NFC - Near Field Communication

[Jay]

OK, so the change isn't as drastic as you may think, but it really actually is important as it will change how you use your phone/tablet/other devices in the hopefully near future and wow that I got your attention lovely forumites, the reason I have got your attention is so that I can explain what I've been up to recently and what I most humbly would like is for you all to sign a petition for me.

Since I got my new phone which is NFC (Near Field Communication) capable I've been reading up on it a lot and bought a bunch of NFC tags to program for varying tasks and mucking about with.
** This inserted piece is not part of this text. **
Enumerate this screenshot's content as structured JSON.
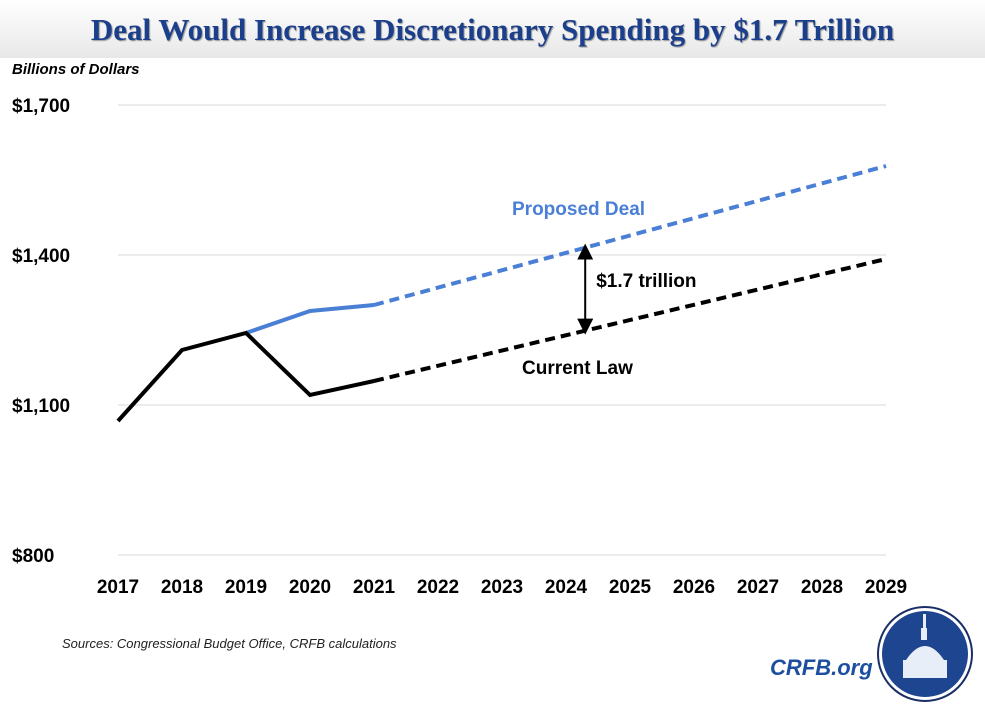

The main problem I've found is that to do the cool stuff with NFC you need an app on your phone which knows what the f@ck the code on the tag is telling it. NFC can do mundane tasks like contain the vCard details (useful for business people), giving someone a URL (eg a link to the forum, or specific section or topic). They can also contain a bunch of plain text - boring - and SMS... which have a limited use imo all standard and not very exciting. Now if the NFC forum set out a new set of standards which allowed us to enable/disable wifi/bluetooth/GPS etc would make it more interesting. You can do these sort of things, but you need an app that can understand what to do with the instructions on the NFC chip, what I want to see is the NFC implementation change to include these basic tasks to make NFC better all round.

So what I ask is that you sign the petition below and if you are really interested you can read my blog on this subject:

and please do sign the petition here:
http://www.change.org/petitions/nfc-forum-update-the-standards-and-include-more-functionality#

[Jay]

Oops 

http://vimeo.com/49664045

[Adam]

Secure then

[Jay]

Exactly why I won't be using it for payments. Ever. Same as I'll never use my mobile for baking. Ever. but for other things it is secure and really handy - those transportation companies clearly didn't use the built in security of NFC to prevent being ripped off and only 2 companies throughout the US of A, found so far, is pretty good going. It's also a fairly quick fix for them.

[Adam]

Exactly why I won't be using it for payments. Ever. Same as I'll never use my mobile for baking. Ever. but for other things it is secure and really handy - those transportation companies clearly didn't use the built in security of NFC to prevent being ripped off and only 2 companies throughout the US of A, found so far, is pretty good going. It's also a fairly quick fix for them.

Would a key encryption like PSK work? I suppose it could be intercepted in a MiTMA 

[Jay]

You can write anything to the tags and write-lock them so nothing can be written to them again, so a PSK / certificate application could work and be secure as 1024bit+ encryption can be. A MiTM attack would be hard to pull off as the tags have to be pretty much be in contact with the rear of the phone.

I've tested putting a blank tag on the back of my phone then tapping a tag with data against the back of the phone, against the blank tag and other areas of the phone, and nothing significant happens at most the NFC tag recognition sound is played when 1 tag is slid over the other but the tag isn't read, with the basic tests I'd say it would take some doing to pull off a real MiTM. The most likely thing to happen is the terminal gets hacked in the factory, which is why I won't trust mobile payments, no matter how much Google, Barclays, Lloyds and Visa push it.

One thing I'd be interested in finding out is if NFC radio memory can be cloned to the last used tag/card without knowing whose it was/what it contained.